The Food and Drug Administration (FDA)
Author : Meredith A. Hickmann
Publisher : Nova Publishers
Page : 212 pages
File Size : 14,71 MB
Release : 2003
Category : Business & Economics
ISBN : 9781590333877
Book Description
The FDA is responsible for ensuring the safety of foods, drugs, medical devices, cosmetics, and a variety of other products. These products account for 25 cents of every dollar US consumers spend. Under the authority of the Federal Food, Drug, and Cosmetic Act, FDA is responsible for ensuring that these products are safe, accurately labelled, and in the case of drugs and medical devices, effective. FDA's tasks include: enforcement, pre-market product evaluation and approval, post-market surveillance and investigations, publishing of regulations, conducting and monitoring of research, public education, and regulating products and processes to prevent hazards to human health. Contents: Preface; Food and Drug Administration: Selected Funding Data; Food and Drug Administration: Selected Funding and Policy Issues; US European Agricultural Trade: Food and Biotechnology Issues; Food and Drug Administration: Selected Funding and Policy Issues; Food and Drug Administration Modernisation Act of 1997 -- The Provisions; Index.

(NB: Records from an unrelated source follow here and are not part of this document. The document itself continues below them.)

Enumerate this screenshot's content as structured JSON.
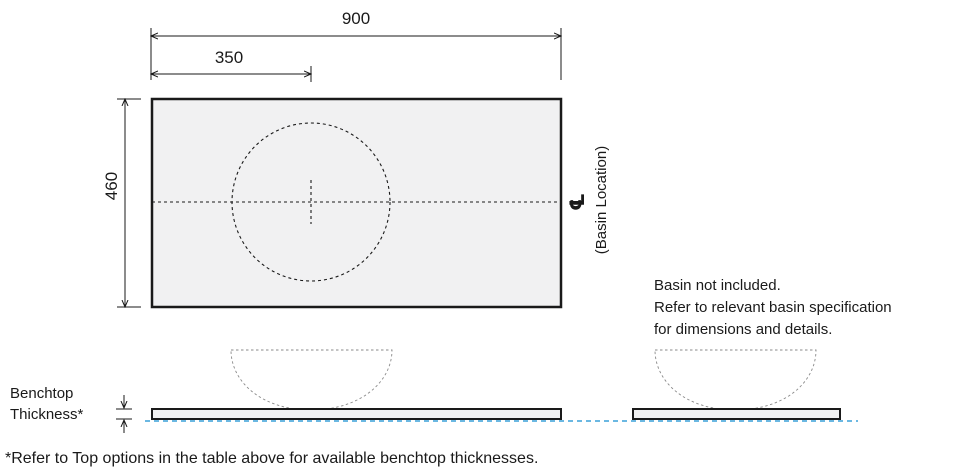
{
  "diagram": {
    "dimensions": {
      "overall_width": "900",
      "basin_offset": "350",
      "depth": "460"
    },
    "centreline_symbol": "℄",
    "centreline_label": "(Basin Location)",
    "thickness_label_line1": "Benchtop",
    "thickness_label_line2": "Thickness*",
    "basin_note_line1": "Basin not included.",
    "basin_note_line2": "Refer to relevant basin specification",
    "basin_note_line3": "for dimensions and details.",
    "footnote": "*Refer to Top options in the table above for available benchtop thicknesses."
  },
  "colors": {
    "line": "#1a1a1a",
    "benchtop_fill": "#f1f1f2",
    "floor_dash": "#3aa0d8"
  }
}
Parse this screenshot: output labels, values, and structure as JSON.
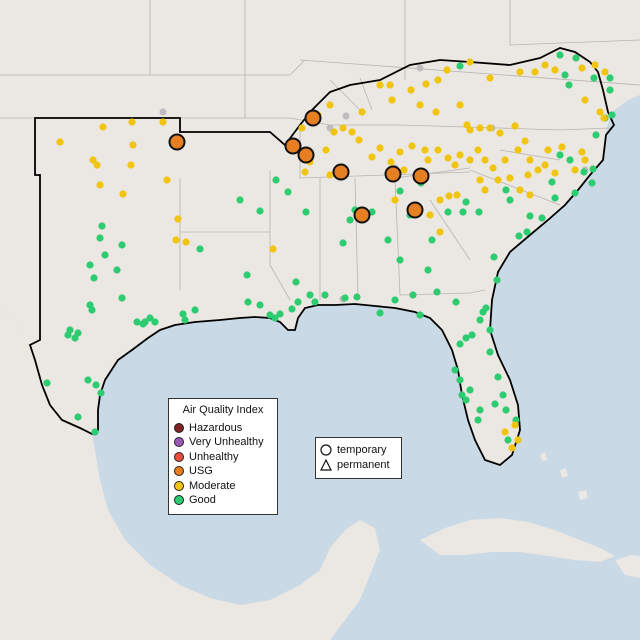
{
  "map": {
    "colors": {
      "water": "#c9d9e6",
      "land": "#ebe7e2",
      "hazardous": "#7e2323",
      "very_unhealthy": "#9b59b6",
      "unhealthy": "#e74c3c",
      "usg": "#e67e22",
      "moderate": "#f1c40f",
      "good": "#2ecc71",
      "no_data": "#bdbdbd"
    }
  },
  "legend_aqi": {
    "title": "Air Quality Index",
    "items": [
      {
        "label": "Hazardous",
        "color": "#7e2323"
      },
      {
        "label": "Very Unhealthy",
        "color": "#9b59b6"
      },
      {
        "label": "Unhealthy",
        "color": "#e74c3c"
      },
      {
        "label": "USG",
        "color": "#e67e22"
      },
      {
        "label": "Moderate",
        "color": "#f1c40f"
      },
      {
        "label": "Good",
        "color": "#2ecc71"
      }
    ]
  },
  "legend_monitor": {
    "items": [
      {
        "label": "temporary",
        "shape": "circle"
      },
      {
        "label": "permanent",
        "shape": "triangle"
      }
    ]
  }
}
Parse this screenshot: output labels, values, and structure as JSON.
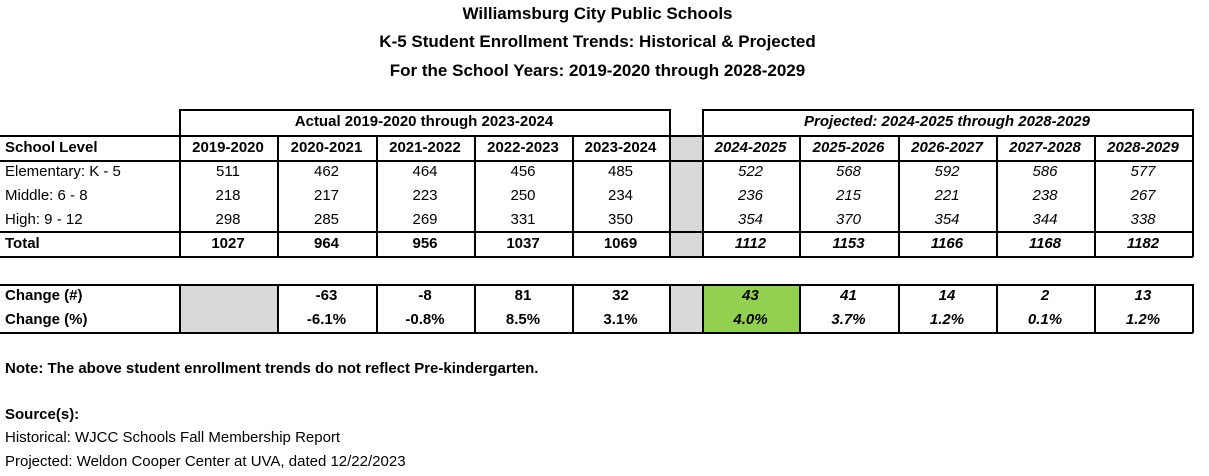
{
  "header": {
    "title": [
      "Williamsburg City Public Schools",
      "K-5 Student Enrollment Trends: Historical & Projected",
      "For the School Years: 2019-2020 through 2028-2029"
    ]
  },
  "table": {
    "group_headers": [
      "Actual 2019-2020 through 2023-2024",
      "Projected: 2024-2025 through 2028-2029"
    ],
    "columns": [
      "School Level",
      "2019-2020",
      "2020-2021",
      "2021-2022",
      "2022-2023",
      "2023-2024",
      "2024-2025",
      "2025-2026",
      "2026-2027",
      "2027-2028",
      "2028-2029"
    ],
    "rows": [
      [
        "Elementary: K - 5",
        "511",
        "462",
        "464",
        "456",
        "485",
        "522",
        "568",
        "592",
        "586",
        "577"
      ],
      [
        "Middle: 6 - 8",
        "218",
        "217",
        "223",
        "250",
        "234",
        "236",
        "215",
        "221",
        "238",
        "267"
      ],
      [
        "High: 9 - 12",
        "298",
        "285",
        "269",
        "331",
        "350",
        "354",
        "370",
        "354",
        "344",
        "338"
      ],
      [
        "Total",
        "1027",
        "964",
        "956",
        "1037",
        "1069",
        "1112",
        "1153",
        "1166",
        "1168",
        "1182"
      ]
    ]
  },
  "change": {
    "rows": [
      {
        "label": "Change (#)",
        "values": [
          "-63",
          "-8",
          "81",
          "32",
          "43",
          "41",
          "14",
          "2",
          "13"
        ]
      },
      {
        "label": "Change (%)",
        "values": [
          "-6.1%",
          "-0.8%",
          "8.5%",
          "3.1%",
          "4.0%",
          "3.7%",
          "1.2%",
          "0.1%",
          "1.2%"
        ]
      }
    ]
  },
  "note": "Note:  The above student enrollment trends do not reflect Pre-kindergarten.",
  "sources": {
    "label": "Source(s):",
    "lines": [
      "Historical: WJCC Schools Fall Membership Report",
      "Projected: Weldon Cooper Center at UVA, dated 12/22/2023"
    ]
  }
}
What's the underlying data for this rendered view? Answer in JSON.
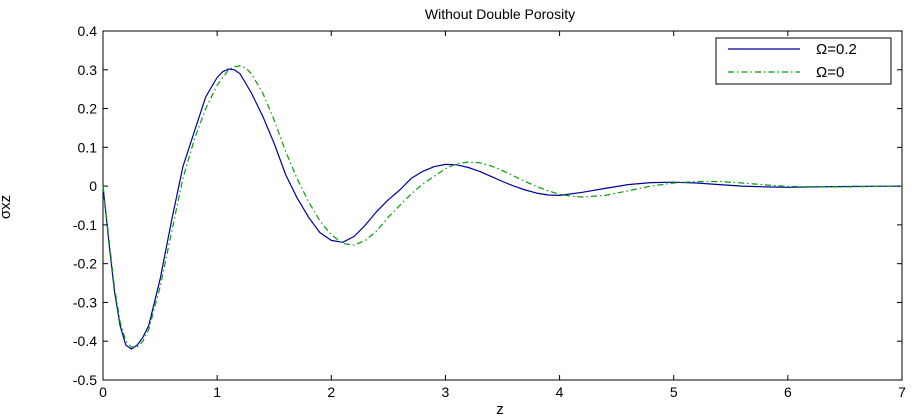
{
  "chart_data": {
    "type": "line",
    "title": "Without Double Porosity",
    "xlabel": "z",
    "ylabel": "σxz",
    "xlim": [
      0,
      7
    ],
    "ylim": [
      -0.5,
      0.4
    ],
    "x_ticks": [
      "0",
      "1",
      "2",
      "3",
      "4",
      "5",
      "6",
      "7"
    ],
    "y_ticks": [
      "0.4",
      "0.3",
      "0.2",
      "0.1",
      "0",
      "-0.1",
      "-0.2",
      "-0.3",
      "-0.4",
      "-0.5"
    ],
    "grid": false,
    "legend_position": "top-right",
    "series": [
      {
        "name": "Ω=0.2",
        "color": "#0000a0",
        "style": "solid",
        "x": [
          0,
          0.05,
          0.1,
          0.15,
          0.2,
          0.25,
          0.3,
          0.35,
          0.4,
          0.5,
          0.6,
          0.7,
          0.8,
          0.9,
          1.0,
          1.05,
          1.1,
          1.15,
          1.2,
          1.3,
          1.4,
          1.5,
          1.6,
          1.7,
          1.8,
          1.9,
          2.0,
          2.1,
          2.2,
          2.3,
          2.4,
          2.5,
          2.6,
          2.7,
          2.8,
          2.9,
          3.0,
          3.1,
          3.2,
          3.3,
          3.4,
          3.5,
          3.6,
          3.7,
          3.8,
          3.9,
          4.0,
          4.2,
          4.4,
          4.6,
          4.8,
          5.0,
          5.2,
          5.4,
          5.6,
          5.8,
          6.0,
          6.5,
          7.0
        ],
        "y": [
          0,
          -0.14,
          -0.27,
          -0.36,
          -0.41,
          -0.42,
          -0.41,
          -0.39,
          -0.36,
          -0.24,
          -0.09,
          0.05,
          0.14,
          0.23,
          0.28,
          0.295,
          0.302,
          0.3,
          0.29,
          0.24,
          0.18,
          0.11,
          0.03,
          -0.03,
          -0.08,
          -0.12,
          -0.14,
          -0.145,
          -0.13,
          -0.1,
          -0.065,
          -0.035,
          -0.01,
          0.02,
          0.038,
          0.05,
          0.056,
          0.055,
          0.048,
          0.038,
          0.025,
          0.012,
          0.0,
          -0.01,
          -0.018,
          -0.023,
          -0.024,
          -0.016,
          -0.006,
          0.004,
          0.009,
          0.01,
          0.008,
          0.004,
          0.0,
          -0.002,
          -0.003,
          -0.001,
          0.0
        ]
      },
      {
        "name": "Ω=0",
        "color": "#00a000",
        "style": "dashdot",
        "x": [
          0,
          0.05,
          0.1,
          0.15,
          0.2,
          0.25,
          0.3,
          0.35,
          0.4,
          0.5,
          0.6,
          0.7,
          0.8,
          0.9,
          1.0,
          1.1,
          1.15,
          1.2,
          1.25,
          1.3,
          1.4,
          1.5,
          1.6,
          1.7,
          1.8,
          1.9,
          2.0,
          2.1,
          2.2,
          2.3,
          2.4,
          2.5,
          2.6,
          2.7,
          2.8,
          2.9,
          3.0,
          3.1,
          3.2,
          3.3,
          3.4,
          3.5,
          3.6,
          3.7,
          3.8,
          3.9,
          4.0,
          4.1,
          4.2,
          4.4,
          4.6,
          4.8,
          5.0,
          5.2,
          5.4,
          5.6,
          5.8,
          6.0,
          6.5,
          7.0
        ],
        "y": [
          0,
          -0.13,
          -0.26,
          -0.35,
          -0.4,
          -0.415,
          -0.415,
          -0.4,
          -0.37,
          -0.26,
          -0.12,
          0.02,
          0.12,
          0.2,
          0.26,
          0.3,
          0.308,
          0.31,
          0.305,
          0.29,
          0.24,
          0.17,
          0.09,
          0.02,
          -0.04,
          -0.09,
          -0.125,
          -0.148,
          -0.152,
          -0.14,
          -0.115,
          -0.08,
          -0.05,
          -0.02,
          0.005,
          0.025,
          0.045,
          0.058,
          0.062,
          0.06,
          0.052,
          0.04,
          0.026,
          0.012,
          -0.001,
          -0.012,
          -0.021,
          -0.026,
          -0.028,
          -0.024,
          -0.012,
          0.0,
          0.008,
          0.012,
          0.012,
          0.008,
          0.003,
          -0.001,
          -0.002,
          0.0
        ]
      }
    ]
  }
}
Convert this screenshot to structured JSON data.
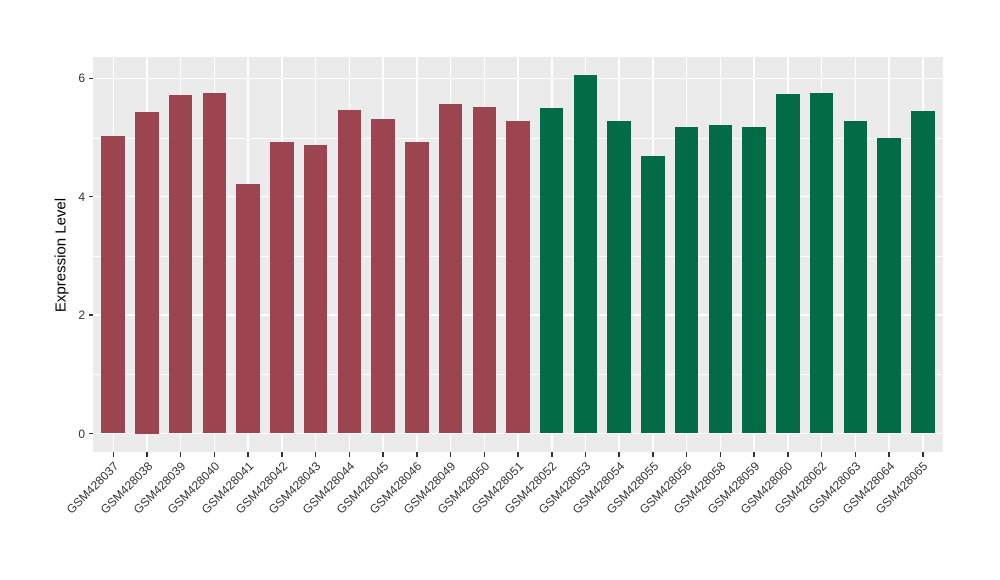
{
  "chart_data": {
    "type": "bar",
    "title": "",
    "xlabel": "",
    "ylabel": "Expression Level",
    "ylim": [
      0,
      6.4
    ],
    "yticks": [
      0,
      2,
      4,
      6
    ],
    "yticks_minor": [
      1,
      3,
      5
    ],
    "grid": "on",
    "legend": "none",
    "categories": [
      "GSM428037",
      "GSM428038",
      "GSM428039",
      "GSM428040",
      "GSM428041",
      "GSM428042",
      "GSM428043",
      "GSM428044",
      "GSM428045",
      "GSM428046",
      "GSM428049",
      "GSM428050",
      "GSM428051",
      "GSM428052",
      "GSM428053",
      "GSM428054",
      "GSM428055",
      "GSM428056",
      "GSM428058",
      "GSM428059",
      "GSM428060",
      "GSM428062",
      "GSM428063",
      "GSM428064",
      "GSM428065"
    ],
    "values": [
      5.02,
      5.43,
      5.72,
      5.75,
      4.21,
      4.93,
      4.88,
      5.46,
      5.32,
      4.92,
      5.56,
      5.52,
      5.28,
      5.5,
      6.06,
      5.28,
      4.68,
      5.17,
      5.21,
      5.17,
      5.73,
      5.75,
      5.28,
      4.99,
      5.45
    ],
    "group_of_bar": [
      0,
      0,
      0,
      0,
      0,
      0,
      0,
      0,
      0,
      0,
      0,
      0,
      0,
      1,
      1,
      1,
      1,
      1,
      1,
      1,
      1,
      1,
      1,
      1,
      1
    ],
    "groups": [
      {
        "name": "group-1",
        "color": "#9C4551"
      },
      {
        "name": "group-2",
        "color": "#036B46"
      }
    ]
  },
  "style": {
    "figure_background": "#FFFFFF",
    "panel_background": "#EBEBEB",
    "gridline_color": "#FFFFFF",
    "axis_text_color": "#333333",
    "axis_title_color": "#000000",
    "tick_color": "#333333"
  }
}
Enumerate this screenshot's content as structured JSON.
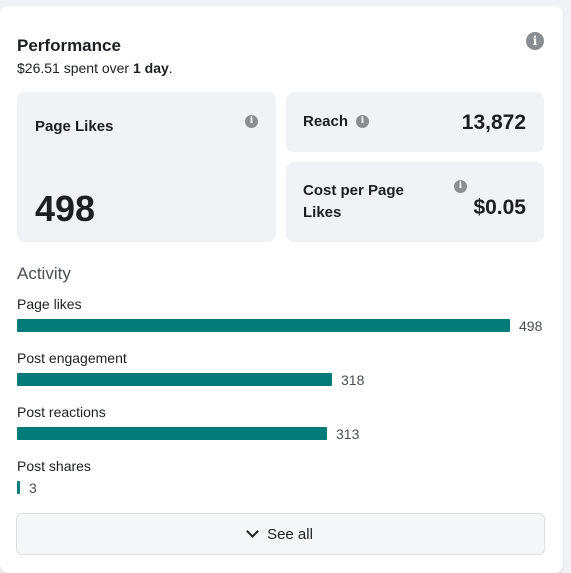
{
  "card": {
    "title": "Performance",
    "spent_amount": "$26.51",
    "spent_mid": " spent over ",
    "spent_duration": "1 day",
    "spent_end": "."
  },
  "metrics": {
    "page_likes": {
      "label": "Page Likes",
      "value": "498"
    },
    "reach": {
      "label": "Reach",
      "value": "13,872"
    },
    "cost_per_like": {
      "label_line1": "Cost per Page",
      "label_line2": "Likes",
      "value": "$0.05"
    }
  },
  "activity": {
    "heading": "Activity",
    "max": 498,
    "items": [
      {
        "label": "Page likes",
        "value": 498,
        "display": "498"
      },
      {
        "label": "Post engagement",
        "value": 318,
        "display": "318"
      },
      {
        "label": "Post reactions",
        "value": 313,
        "display": "313"
      },
      {
        "label": "Post shares",
        "value": 3,
        "display": "3"
      }
    ]
  },
  "see_all": {
    "label": "See all"
  },
  "icons": {
    "info": "info-icon",
    "chevron": "chevron-down-icon"
  },
  "colors": {
    "bar": "#047b7b",
    "tile_bg": "#f0f2f5"
  }
}
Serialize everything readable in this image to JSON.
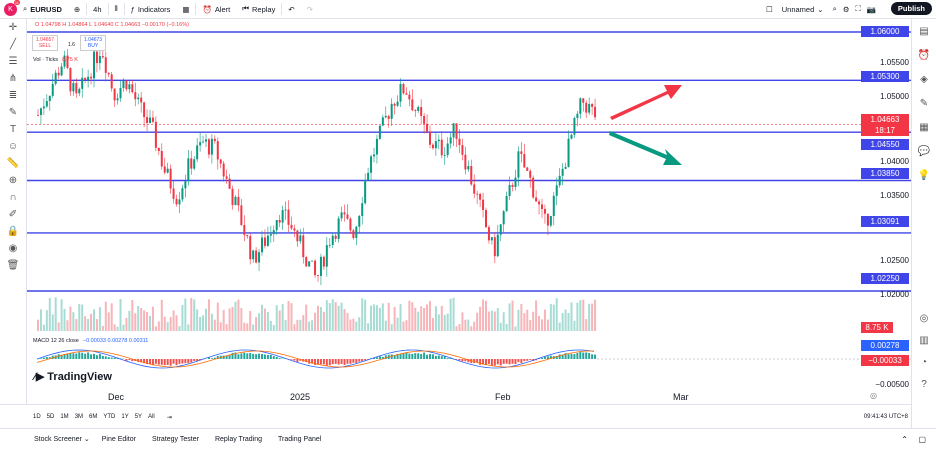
{
  "header": {
    "symbol": "EURUSD",
    "interval": "4h",
    "indicators": "Indicators",
    "alert": "Alert",
    "replay": "Replay",
    "layout_name": "Unnamed",
    "publish": "Publish",
    "avatar_letter": "K",
    "avatar_badge": "11"
  },
  "legend": {
    "ohlc": "O 1.04798 H 1.04864 L 1.04640 C 1.04663 −0.00170 (−0.16%)",
    "sell_price": "1.04657",
    "sell_label": "SELL",
    "spread": "1.6",
    "buy_price": "1.04673",
    "buy_label": "BUY",
    "vol_text": "Vol · Ticks",
    "vol_value": "8.75 K"
  },
  "price_axis": {
    "ticks": [
      "1.05500",
      "1.05000",
      "1.04000",
      "1.03500",
      "1.02500",
      "1.02000"
    ],
    "levels": [
      "1.06000",
      "1.05300",
      "1.04550",
      "1.03850",
      "1.03091",
      "1.02250"
    ],
    "current_price": "1.04663",
    "countdown": "18:17",
    "volume_label": "8.75 K",
    "macd_value": "0.00278",
    "signal_value": "−0.00033",
    "macd_tick": "−0.00500"
  },
  "macd": {
    "label": "MACD 12 26 close",
    "values": "−0.00033  0.00278  0.00311"
  },
  "x_axis": {
    "labels": [
      "Dec",
      "2025",
      "Feb",
      "Mar"
    ]
  },
  "branding": {
    "logo_text": "TradingView"
  },
  "ranges": [
    "1D",
    "5D",
    "1M",
    "3M",
    "6M",
    "YTD",
    "1Y",
    "5Y",
    "All"
  ],
  "clock": "09:41:43 UTC+8",
  "footer_tabs": [
    "Stock Screener",
    "Pine Editor",
    "Strategy Tester",
    "Replay Trading",
    "Trading Panel"
  ],
  "colors": {
    "level_line": "#3f45e8",
    "up": "#089981",
    "down": "#f23645",
    "arrow_up": "#f23645",
    "arrow_down": "#089981"
  }
}
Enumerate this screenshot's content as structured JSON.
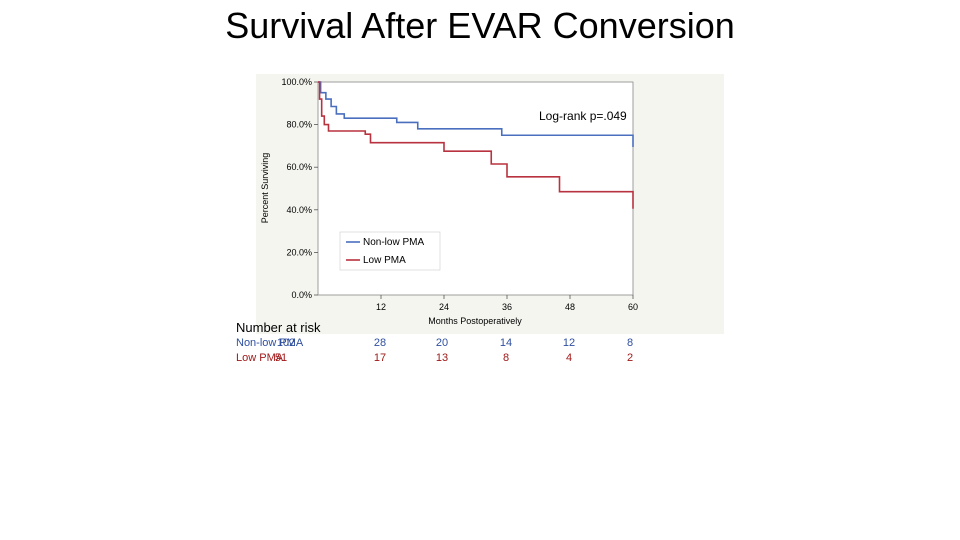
{
  "title": "Survival After EVAR Conversion",
  "colors": {
    "non_low": "#4a6fbf",
    "low": "#b8323f",
    "non_low_text": "#2f4f9e",
    "low_text": "#a01818",
    "plot_bg": "#ffffff",
    "frame_bg": "#f5f5f0"
  },
  "annotation": "Log-rank p=.049",
  "risk_table": {
    "heading": "Number at risk",
    "rows": [
      {
        "label": "Non-low PMA",
        "values": [
          "102",
          "28",
          "20",
          "14",
          "12",
          "8"
        ]
      },
      {
        "label": "Low PMA",
        "values": [
          "51",
          "17",
          "13",
          "8",
          "4",
          "2"
        ]
      }
    ]
  },
  "chart_data": {
    "type": "line",
    "title": "",
    "xlabel": "Months Postoperatively",
    "ylabel": "Percent Surviving",
    "xlim": [
      0,
      60
    ],
    "ylim": [
      0,
      100
    ],
    "x_ticks": [
      "12",
      "24",
      "36",
      "48",
      "60"
    ],
    "y_ticks": [
      "0.0%",
      "20.0%",
      "40.0%",
      "60.0%",
      "80.0%",
      "100.0%"
    ],
    "grid": false,
    "legend_position": "bottom-left",
    "series": [
      {
        "name": "Non-low PMA",
        "step": true,
        "x": [
          0,
          0.5,
          1.5,
          2.5,
          3.5,
          5,
          15,
          19,
          35,
          60
        ],
        "y": [
          100,
          95,
          92,
          88.5,
          85,
          83,
          81,
          78,
          75,
          69.5
        ]
      },
      {
        "name": "Low PMA",
        "step": true,
        "x": [
          0,
          0.3,
          0.7,
          1.2,
          2,
          9,
          10,
          24,
          33,
          36,
          46,
          60
        ],
        "y": [
          100,
          92,
          84,
          80,
          77,
          75.5,
          71.5,
          67.5,
          61.5,
          55.5,
          48.5,
          40.5
        ]
      }
    ]
  }
}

Statistical Process Control for the FDA-Regulated Industry
Author : Manuel E. Pena-Rodriguez
Publisher : Quality Press
Page : 205 pages
File Size : 16,98 MB
Release : 2013-04-11
Category : Business & Economics
ISBN : 0873898524
Book Description
The focus of this book is to understand and apply the different SPC tools in a company regulated by the Food and Drug Administration (FDA): those that manufacture pharmaceutical products, biologics, medical devices, food, cosmetics, and so on. The book is not intended to provide an intensive course in statistics; instead, it is intended to provide a how-to guide about the application of the diverse array of statistical tools available to analyze and improve the processes in an organization regulated by FDA. This book is aimed at engineers, scientists, analysts, technicians, managers, supervisors, and all other professionals responsible to measure and improve the quality of their processes. Although the examples and case studies presented throughout the book are based on situations found in an organization regulated by FDA, the book can also be used to understand the application of those tools in any type of industry. Readers will obtain a better understanding of some of the statistical tools available to control their processes and be encouraged to study, with a greater level of detail, each of the statistical tools presented throughout the book. The content of this book is the result of the authors almost 20 years of experience in the application of statistics in various industries, and his combined educational background of engineering and law that he has used to provide consulting services to dozens of FDA-regulated organizations.